Names are important. One of the first tasks of parenting is selecting a name for your child. I remember the decision to name my son, Walker. I wanted to name him for my dad, whose name was Charles, but I didn’t want to also give him the name Leander. (my middle name; as in… Charles Leander Martin III) We landed on Charles Walker. Charles, for my dad. Walker, because our desire is that he “walk” with God. As in Micah 6:8:
"He has shown you, O mortal, what is good. And what does the Lord require of you? To act justly and to love mercy and to walk humbly with your God." (Micah 6:8)
Throughout the Bible, we see new names introduced for God that describe various aspects of his nature. For example, King David referred to God as his shepherd (Jehovah Raah) in the Twenty third Psalm. One of my favorite stories behind one of the names for God in the old Testament (El Roi) comes from Genesis 16 and is a name given to God by the Egyptian slave of Sarai, the wife of Abraham. As a result of the jealousy between Hagar and Saria over Hagar’s pregnancy, Sarai mistreated Hagar. Hagar fled into the wilderness intending to never return. God appeared to her in the wilderness and in response, she gives him the name El Roi, “the God who sees.”

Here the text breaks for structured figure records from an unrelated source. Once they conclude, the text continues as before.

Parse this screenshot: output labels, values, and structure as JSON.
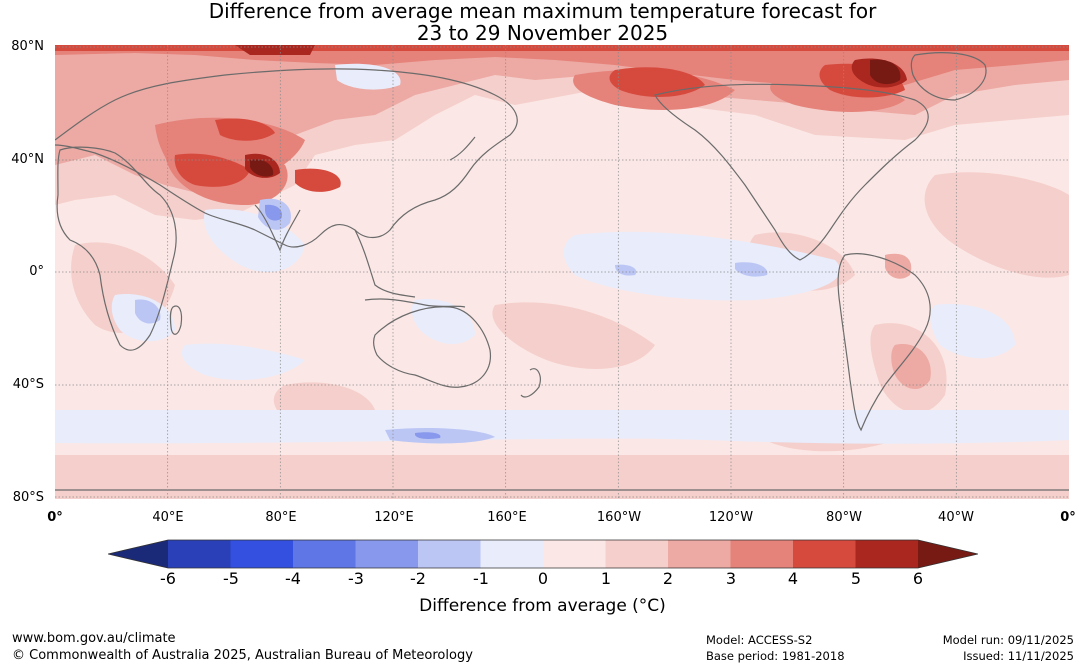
{
  "title": {
    "line1": "Difference from average mean maximum temperature forecast for",
    "line2": "23 to 29 November 2025"
  },
  "map": {
    "lat_labels": [
      "80°N",
      "40°N",
      "0°",
      "40°S",
      "80°S"
    ],
    "lon_labels": [
      "0°",
      "40°E",
      "80°E",
      "120°E",
      "160°E",
      "160°W",
      "120°W",
      "80°W",
      "40°W",
      "0°"
    ],
    "regions": [
      {
        "name": "arctic-siberia-warm",
        "anomaly": 3
      },
      {
        "name": "central-asia-warm",
        "anomaly": 4
      },
      {
        "name": "tibet-hotspot",
        "anomaly": 6
      },
      {
        "name": "india-cool",
        "anomaly": -2
      },
      {
        "name": "alaska-warm",
        "anomaly": 4
      },
      {
        "name": "hudson-bay-hotspot",
        "anomaly": 6
      },
      {
        "name": "southern-ocean-cool",
        "anomaly": -2
      },
      {
        "name": "equatorial-pacific-cool",
        "anomaly": -1
      }
    ]
  },
  "legend": {
    "ticks": [
      "-6",
      "-5",
      "-4",
      "-3",
      "-2",
      "-1",
      "0",
      "1",
      "2",
      "3",
      "4",
      "5",
      "6"
    ],
    "colors": [
      "#1b2a78",
      "#2a40b8",
      "#3350e0",
      "#5e76e6",
      "#8898ec",
      "#bcc6f4",
      "#e8ecfb",
      "#fbe8e6",
      "#f5cfcb",
      "#eda9a3",
      "#e5827a",
      "#d64a3e",
      "#a9271f",
      "#781a14"
    ],
    "title": "Difference from average (°C)"
  },
  "footer": {
    "website": "www.bom.gov.au/climate",
    "copyright": "© Commonwealth of Australia 2025, Australian Bureau of Meteorology",
    "model": "Model: ACCESS-S2",
    "base_period": "Base period: 1981-2018",
    "model_run": "Model run: 09/11/2025",
    "issued": "Issued: 11/11/2025"
  }
}
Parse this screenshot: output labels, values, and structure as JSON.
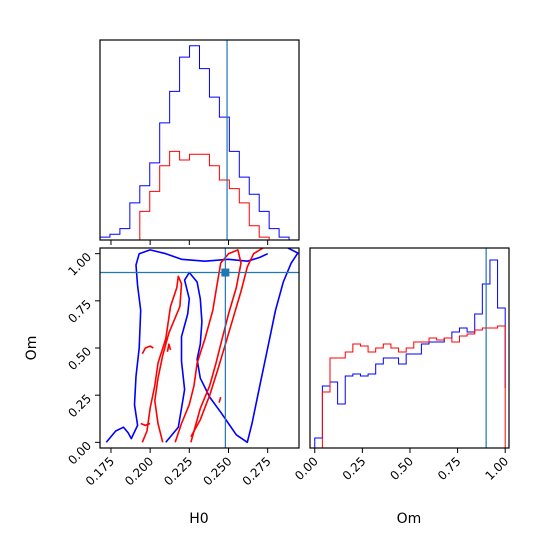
{
  "colors": {
    "blue": "#0000ff",
    "red": "#ff0000",
    "truth": "#1f77b4"
  },
  "chart_data": [
    {
      "type": "histogram",
      "panel": "H0-marginal",
      "xlim": [
        0.165,
        0.295
      ],
      "bins_edges": [
        0.165,
        0.1715,
        0.178,
        0.1845,
        0.191,
        0.1975,
        0.204,
        0.2105,
        0.217,
        0.2235,
        0.23,
        0.2365,
        0.243,
        0.2495,
        0.256,
        0.2625,
        0.269,
        0.2755,
        0.282,
        0.2885,
        0.295
      ],
      "series": [
        {
          "color": "blue",
          "counts": [
            1,
            2,
            4,
            13,
            19,
            27,
            41,
            52,
            64,
            68,
            60,
            50,
            43,
            31,
            22,
            16,
            10,
            4,
            1,
            0
          ]
        },
        {
          "color": "red",
          "counts": [
            0,
            0,
            0,
            0,
            10,
            17,
            26,
            31,
            28,
            30,
            30,
            26,
            21,
            18,
            13,
            5,
            1,
            0,
            0,
            0
          ]
        }
      ],
      "truth_x": 0.248
    },
    {
      "type": "histogram",
      "panel": "Om-marginal",
      "xlim": [
        -0.025,
        1.02
      ],
      "xlabel": "Om",
      "xticks": [
        "0.00",
        "0.25",
        "0.50",
        "0.75",
        "1.00"
      ],
      "bins_edges": [
        0.0,
        0.04,
        0.08,
        0.12,
        0.16,
        0.2,
        0.24,
        0.28,
        0.32,
        0.36,
        0.4,
        0.44,
        0.48,
        0.52,
        0.56,
        0.6,
        0.64,
        0.68,
        0.72,
        0.76,
        0.8,
        0.84,
        0.88,
        0.92,
        0.96,
        1.0
      ],
      "series": [
        {
          "color": "blue",
          "counts": [
            5,
            31,
            33,
            22,
            36,
            37,
            36,
            37,
            42,
            45,
            45,
            42,
            47,
            47,
            52,
            53,
            53,
            55,
            58,
            60,
            58,
            67,
            82,
            94,
            70,
            30
          ]
        },
        {
          "color": "red",
          "counts": [
            0,
            28,
            45,
            45,
            48,
            52,
            51,
            48,
            50,
            52,
            50,
            48,
            50,
            53,
            53,
            55,
            54,
            55,
            53,
            56,
            57,
            59,
            60,
            60,
            61,
            0
          ]
        }
      ],
      "truth_x": 0.9
    },
    {
      "type": "contour",
      "panel": "H0-Om-joint",
      "xlim": [
        0.168,
        0.295
      ],
      "ylim": [
        -0.03,
        1.03
      ],
      "xlabel": "H0",
      "ylabel": "Om",
      "xticks": [
        "0.175",
        "0.200",
        "0.225",
        "0.250",
        "0.275"
      ],
      "yticks": [
        "0.00",
        "0.25",
        "0.50",
        "0.75",
        "1.00"
      ],
      "truth_point": {
        "x": 0.248,
        "y": 0.9
      },
      "contours": [
        {
          "color": "blue",
          "points": [
            [
              0.172,
              0.0
            ],
            [
              0.178,
              0.06
            ],
            [
              0.183,
              0.08
            ],
            [
              0.186,
              0.05
            ],
            [
              0.188,
              0.02
            ],
            [
              0.192,
              0.09
            ],
            [
              0.19,
              0.2
            ],
            [
              0.191,
              0.35
            ],
            [
              0.193,
              0.5
            ],
            [
              0.194,
              0.7
            ],
            [
              0.192,
              0.83
            ],
            [
              0.191,
              0.94
            ],
            [
              0.193,
              1.0
            ],
            [
              0.2,
              1.02
            ],
            [
              0.21,
              1.0
            ],
            [
              0.22,
              0.97
            ],
            [
              0.235,
              0.96
            ],
            [
              0.25,
              0.97
            ],
            [
              0.262,
              0.96
            ],
            [
              0.27,
              0.98
            ],
            [
              0.275,
              1.0
            ]
          ]
        },
        {
          "color": "blue",
          "points": [
            [
              0.288,
              1.03
            ],
            [
              0.295,
              1.0
            ]
          ]
        },
        {
          "color": "blue",
          "points": [
            [
              0.21,
              0.0
            ],
            [
              0.218,
              0.08
            ],
            [
              0.22,
              0.18
            ],
            [
              0.222,
              0.28
            ],
            [
              0.22,
              0.43
            ],
            [
              0.22,
              0.56
            ],
            [
              0.224,
              0.68
            ],
            [
              0.225,
              0.76
            ],
            [
              0.222,
              0.86
            ],
            [
              0.225,
              0.9
            ],
            [
              0.23,
              0.85
            ],
            [
              0.232,
              0.76
            ],
            [
              0.233,
              0.64
            ],
            [
              0.232,
              0.52
            ],
            [
              0.23,
              0.44
            ],
            [
              0.232,
              0.34
            ],
            [
              0.238,
              0.24
            ],
            [
              0.245,
              0.16
            ],
            [
              0.25,
              0.1
            ],
            [
              0.255,
              0.04
            ],
            [
              0.262,
              0.0
            ],
            [
              0.265,
              0.1
            ],
            [
              0.27,
              0.3
            ],
            [
              0.275,
              0.5
            ],
            [
              0.28,
              0.7
            ],
            [
              0.285,
              0.85
            ],
            [
              0.29,
              0.95
            ],
            [
              0.294,
              1.0
            ]
          ]
        }
      ],
      "contours_red": [
        {
          "color": "red",
          "points": [
            [
              0.195,
              0.0
            ],
            [
              0.198,
              0.06
            ],
            [
              0.2,
              0.18
            ],
            [
              0.203,
              0.3
            ],
            [
              0.205,
              0.42
            ],
            [
              0.21,
              0.55
            ],
            [
              0.213,
              0.72
            ],
            [
              0.217,
              0.82
            ],
            [
              0.218,
              0.88
            ],
            [
              0.22,
              0.84
            ],
            [
              0.219,
              0.72
            ],
            [
              0.212,
              0.58
            ],
            [
              0.208,
              0.46
            ],
            [
              0.205,
              0.34
            ],
            [
              0.203,
              0.22
            ],
            [
              0.205,
              0.1
            ],
            [
              0.208,
              0.0
            ]
          ]
        },
        {
          "color": "red",
          "points": [
            [
              0.216,
              0.0
            ],
            [
              0.22,
              0.1
            ],
            [
              0.225,
              0.2
            ],
            [
              0.228,
              0.3
            ],
            [
              0.23,
              0.42
            ],
            [
              0.235,
              0.55
            ],
            [
              0.24,
              0.7
            ],
            [
              0.243,
              0.85
            ],
            [
              0.245,
              0.95
            ],
            [
              0.25,
              1.0
            ],
            [
              0.256,
              1.02
            ],
            [
              0.258,
              0.95
            ],
            [
              0.255,
              0.82
            ],
            [
              0.25,
              0.68
            ],
            [
              0.246,
              0.55
            ],
            [
              0.242,
              0.42
            ],
            [
              0.238,
              0.3
            ],
            [
              0.232,
              0.18
            ],
            [
              0.228,
              0.06
            ],
            [
              0.226,
              0.0
            ]
          ]
        },
        {
          "color": "red",
          "points": [
            [
              0.226,
              0.03
            ],
            [
              0.232,
              0.12
            ],
            [
              0.238,
              0.25
            ],
            [
              0.243,
              0.38
            ],
            [
              0.248,
              0.52
            ],
            [
              0.253,
              0.66
            ],
            [
              0.258,
              0.8
            ],
            [
              0.262,
              0.93
            ],
            [
              0.266,
              1.0
            ],
            [
              0.272,
              1.03
            ]
          ]
        },
        {
          "color": "red",
          "points": [
            [
              0.195,
              0.47
            ],
            [
              0.197,
              0.5
            ],
            [
              0.2,
              0.51
            ],
            [
              0.202,
              0.5
            ]
          ]
        },
        {
          "color": "red",
          "points": [
            [
              0.194,
              0.1
            ],
            [
              0.197,
              0.09
            ],
            [
              0.2,
              0.1
            ]
          ]
        },
        {
          "color": "red",
          "points": [
            [
              0.211,
              0.48
            ],
            [
              0.212,
              0.52
            ],
            [
              0.213,
              0.49
            ]
          ]
        },
        {
          "color": "red",
          "points": [
            [
              0.244,
              0.21
            ],
            [
              0.245,
              0.24
            ]
          ]
        }
      ]
    }
  ]
}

Abram takes a hands off approach to the conflict, as we pick up the story in Genesis 16.6
“Your slave is in your hands,” Abram said. “Do with her whatever you think best.” Then Sarai mistreated Hagar; so she fled from her. The angel of the Lord found Hagar near a spring in the desert; [many Bible scholars believe this was a pre-incarnate appearance of Christ] it was the spring that is beside the road to Shur. And he said, “Hagar, slave of Sarai, where have you come from, and where are you going?”“I’m running away from my mistress Sarai,” she answered. Then the angel of the Lord told her, “Go back to your mistress and submit to her.” The angel added, “I will increase your descendants so much that they will be too numerous to count.” The angel of the Lord also said to her: “You are now pregnant and you will give birth to a son. You shall name him Ishmael, for the Lord has heard of your misery. He will be a wild donkey of a man; his hand will be against everyone and everyone’s hand against him, and he will live in hostility toward all his brothers.” She gave this name to the Lord who spoke to her: “You are the God who sees me,” for she said, “I have now seen the One who sees me.” That is why the well was called Beer Lahai Roi; it is still there, between Kadesh and Bered.” (Genesis 6:6-13)
I have reflected on this passage this past week. Especially in light of the protests and unrest throughout America. The truth is, I have been guilty at times of not wanting to “see” the pain and suffering of others. In this story, God “saw” the mistreatment that Hagar suffered at the hands of her mistress, Sarai. He was not indifferent to Hagar’s plight. Seeing means awareness. Seeing means that we acknowledge something exists. Seeing brings responsibility.
I cannot turn away from seeing the officers’ knee on the neck of George Floyd. As a white man who has not personally experienced the racial prejudice of my black brothers, it is easy to “not see”. Yet God calls us to see as he sees. To see racism and mistreatment. To not only see, but to feel. We are called to “mourn with those who mourn.” Seeing opens us up to feeling, identifying with, and mourning with.
Bob Pierce, who founded World Vision and later Samaritan’s Purse, is well known for a prayer that he wrote on the fly leaf of his Bible. “Let my heart be broken by the things that break the heart of God.” As a result of praying this simple prayer, God began to stir him to see and become involved in the plight of orphans. I challenge each of us to pray this same prayer and by so doing, God may open our eyes to needs and injustices he would have us address. Praying that each of us would not turn a blind eye, but would see and feel, and act. That we will be the arms and feet of Jesus. To do so, we must first have the eyes to see.